Charlie Gard’s Parents are Returning to Court to Fight for His Life


Charlie Gard’s Parents Have Encouraging News

Charlie Gard’s parents are returning to the High Court to fight for their son’s life. This comes after a judge said there is new and powerful evidence that could overturn the previous ruling – to disconnect his life-support. Chris Gard and Connie Yates, Charlie’s parents, are renewing their battle to take their son to the United States for treatment. The High Court judge previously said that a new decision could be made if there was “new and powerful” evidence.

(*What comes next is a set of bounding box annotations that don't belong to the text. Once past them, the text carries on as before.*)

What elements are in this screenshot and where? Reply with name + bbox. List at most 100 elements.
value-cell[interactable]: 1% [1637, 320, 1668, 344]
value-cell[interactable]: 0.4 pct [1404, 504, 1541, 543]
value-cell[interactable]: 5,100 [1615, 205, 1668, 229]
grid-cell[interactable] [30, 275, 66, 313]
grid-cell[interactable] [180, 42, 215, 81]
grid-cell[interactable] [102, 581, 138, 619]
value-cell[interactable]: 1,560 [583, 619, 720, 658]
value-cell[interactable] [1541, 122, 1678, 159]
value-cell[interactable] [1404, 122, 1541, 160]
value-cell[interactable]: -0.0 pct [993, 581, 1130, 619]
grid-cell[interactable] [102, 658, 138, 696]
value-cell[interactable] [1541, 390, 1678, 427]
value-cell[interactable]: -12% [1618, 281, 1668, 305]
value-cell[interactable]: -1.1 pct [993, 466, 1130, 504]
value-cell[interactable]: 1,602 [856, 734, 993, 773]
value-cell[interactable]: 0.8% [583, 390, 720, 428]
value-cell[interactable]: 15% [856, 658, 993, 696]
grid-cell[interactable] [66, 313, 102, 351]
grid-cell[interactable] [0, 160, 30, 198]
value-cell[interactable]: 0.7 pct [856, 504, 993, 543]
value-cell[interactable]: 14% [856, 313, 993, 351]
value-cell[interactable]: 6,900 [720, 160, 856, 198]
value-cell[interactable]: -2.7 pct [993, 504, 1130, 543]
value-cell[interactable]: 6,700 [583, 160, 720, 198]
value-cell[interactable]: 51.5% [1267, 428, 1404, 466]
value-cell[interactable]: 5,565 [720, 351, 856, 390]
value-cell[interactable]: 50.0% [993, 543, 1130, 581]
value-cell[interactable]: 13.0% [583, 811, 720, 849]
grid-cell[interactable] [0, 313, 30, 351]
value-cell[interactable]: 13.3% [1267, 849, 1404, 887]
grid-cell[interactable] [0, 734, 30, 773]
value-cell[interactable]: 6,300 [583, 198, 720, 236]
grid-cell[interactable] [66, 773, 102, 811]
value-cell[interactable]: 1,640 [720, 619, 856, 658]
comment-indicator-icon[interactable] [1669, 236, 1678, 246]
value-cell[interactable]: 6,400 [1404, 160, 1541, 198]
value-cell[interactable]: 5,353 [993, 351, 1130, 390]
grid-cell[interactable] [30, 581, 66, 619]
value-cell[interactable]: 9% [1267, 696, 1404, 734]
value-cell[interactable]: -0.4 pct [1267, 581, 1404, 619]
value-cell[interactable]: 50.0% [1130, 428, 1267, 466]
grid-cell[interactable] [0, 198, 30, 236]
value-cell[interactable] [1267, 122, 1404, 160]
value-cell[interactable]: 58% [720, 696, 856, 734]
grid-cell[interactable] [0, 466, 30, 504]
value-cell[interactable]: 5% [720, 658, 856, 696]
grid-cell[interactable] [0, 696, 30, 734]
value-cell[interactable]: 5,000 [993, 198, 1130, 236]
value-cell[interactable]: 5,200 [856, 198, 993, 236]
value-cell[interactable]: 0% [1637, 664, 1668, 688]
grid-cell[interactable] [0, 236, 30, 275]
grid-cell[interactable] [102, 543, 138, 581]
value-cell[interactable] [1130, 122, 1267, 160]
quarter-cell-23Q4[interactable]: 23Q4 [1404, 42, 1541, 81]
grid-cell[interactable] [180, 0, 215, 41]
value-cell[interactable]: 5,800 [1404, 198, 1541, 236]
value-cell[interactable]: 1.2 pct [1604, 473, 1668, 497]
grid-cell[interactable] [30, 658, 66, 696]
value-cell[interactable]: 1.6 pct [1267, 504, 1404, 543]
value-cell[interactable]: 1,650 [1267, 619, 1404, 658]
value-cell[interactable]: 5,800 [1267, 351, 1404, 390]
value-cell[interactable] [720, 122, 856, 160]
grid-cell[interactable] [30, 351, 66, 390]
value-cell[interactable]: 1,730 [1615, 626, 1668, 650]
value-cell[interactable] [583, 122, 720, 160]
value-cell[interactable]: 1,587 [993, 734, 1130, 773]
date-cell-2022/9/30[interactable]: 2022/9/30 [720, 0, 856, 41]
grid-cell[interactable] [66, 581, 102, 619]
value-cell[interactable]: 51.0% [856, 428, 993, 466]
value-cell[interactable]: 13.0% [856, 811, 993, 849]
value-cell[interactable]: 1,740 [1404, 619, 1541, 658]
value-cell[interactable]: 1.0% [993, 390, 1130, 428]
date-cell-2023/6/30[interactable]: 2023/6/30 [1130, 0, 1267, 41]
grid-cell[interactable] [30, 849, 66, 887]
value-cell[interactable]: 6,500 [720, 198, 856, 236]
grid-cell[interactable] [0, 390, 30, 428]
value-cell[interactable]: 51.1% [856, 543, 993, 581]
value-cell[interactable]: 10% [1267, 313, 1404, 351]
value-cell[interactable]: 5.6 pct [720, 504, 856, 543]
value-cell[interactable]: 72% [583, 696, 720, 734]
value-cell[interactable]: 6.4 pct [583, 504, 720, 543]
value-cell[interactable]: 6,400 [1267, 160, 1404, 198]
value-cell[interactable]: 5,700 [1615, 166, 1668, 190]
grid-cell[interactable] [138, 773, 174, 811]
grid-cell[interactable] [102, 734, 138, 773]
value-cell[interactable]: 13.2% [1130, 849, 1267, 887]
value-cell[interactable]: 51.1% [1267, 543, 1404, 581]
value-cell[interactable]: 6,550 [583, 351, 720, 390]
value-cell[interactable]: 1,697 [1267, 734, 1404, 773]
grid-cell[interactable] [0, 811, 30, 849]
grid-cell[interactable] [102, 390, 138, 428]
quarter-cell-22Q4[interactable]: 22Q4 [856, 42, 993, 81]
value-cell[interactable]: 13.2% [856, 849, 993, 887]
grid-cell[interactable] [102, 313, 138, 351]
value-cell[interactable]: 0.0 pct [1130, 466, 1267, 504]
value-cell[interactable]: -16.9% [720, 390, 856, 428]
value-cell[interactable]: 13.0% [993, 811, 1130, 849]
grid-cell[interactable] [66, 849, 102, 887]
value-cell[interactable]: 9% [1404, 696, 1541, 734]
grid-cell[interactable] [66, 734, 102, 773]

Charlie Gard, 11-Months Old, Continues His Fight


Charlie Gard’s parents have raised nearly two million dollars in order to take their son to the US for treatment. The boy suffers from a very rare genetic condition and has brain damage. The parents want him to undergo nucleoside therapy in the US. However, specialists at Great Ormond Street Hospital, in London, where Charlie is a patient have said therapy proposed by a doctor in America is experimental and would not help. They say life-support treatment should stop. Life support was scheduled to be stopped more than a week ago; however, this has been postponed.

Seven international experts had supported treatment the couple wanted Charlie to have. Lawyers said there was “encouraging” evidence. Mr Justice Francis said he would have to be persuaded that something had happened which would change a judge’s mind. He said a judge could make a different decision if there was “new and powerful” evidence. The judge said, “There is not a person alive who would not want to save Charlie.” He said, “If there is new evidence I will hear it.”

When parents do not agree about a child’s future treatment, it is standard legal process in London to ask the courts to make a decision. This is what happened in Charlie’s case.

The parents said they want to be trusted to act in his best interests. Mr Gard said they would stop the treatment if they believed it was harming their son. He said, “If we won the court case and we got to America, and then within the first week of treatment he started suffering and he was in pain, we would let him go. This isn’t about us. This is about Charlie and giving him the chance he needs.”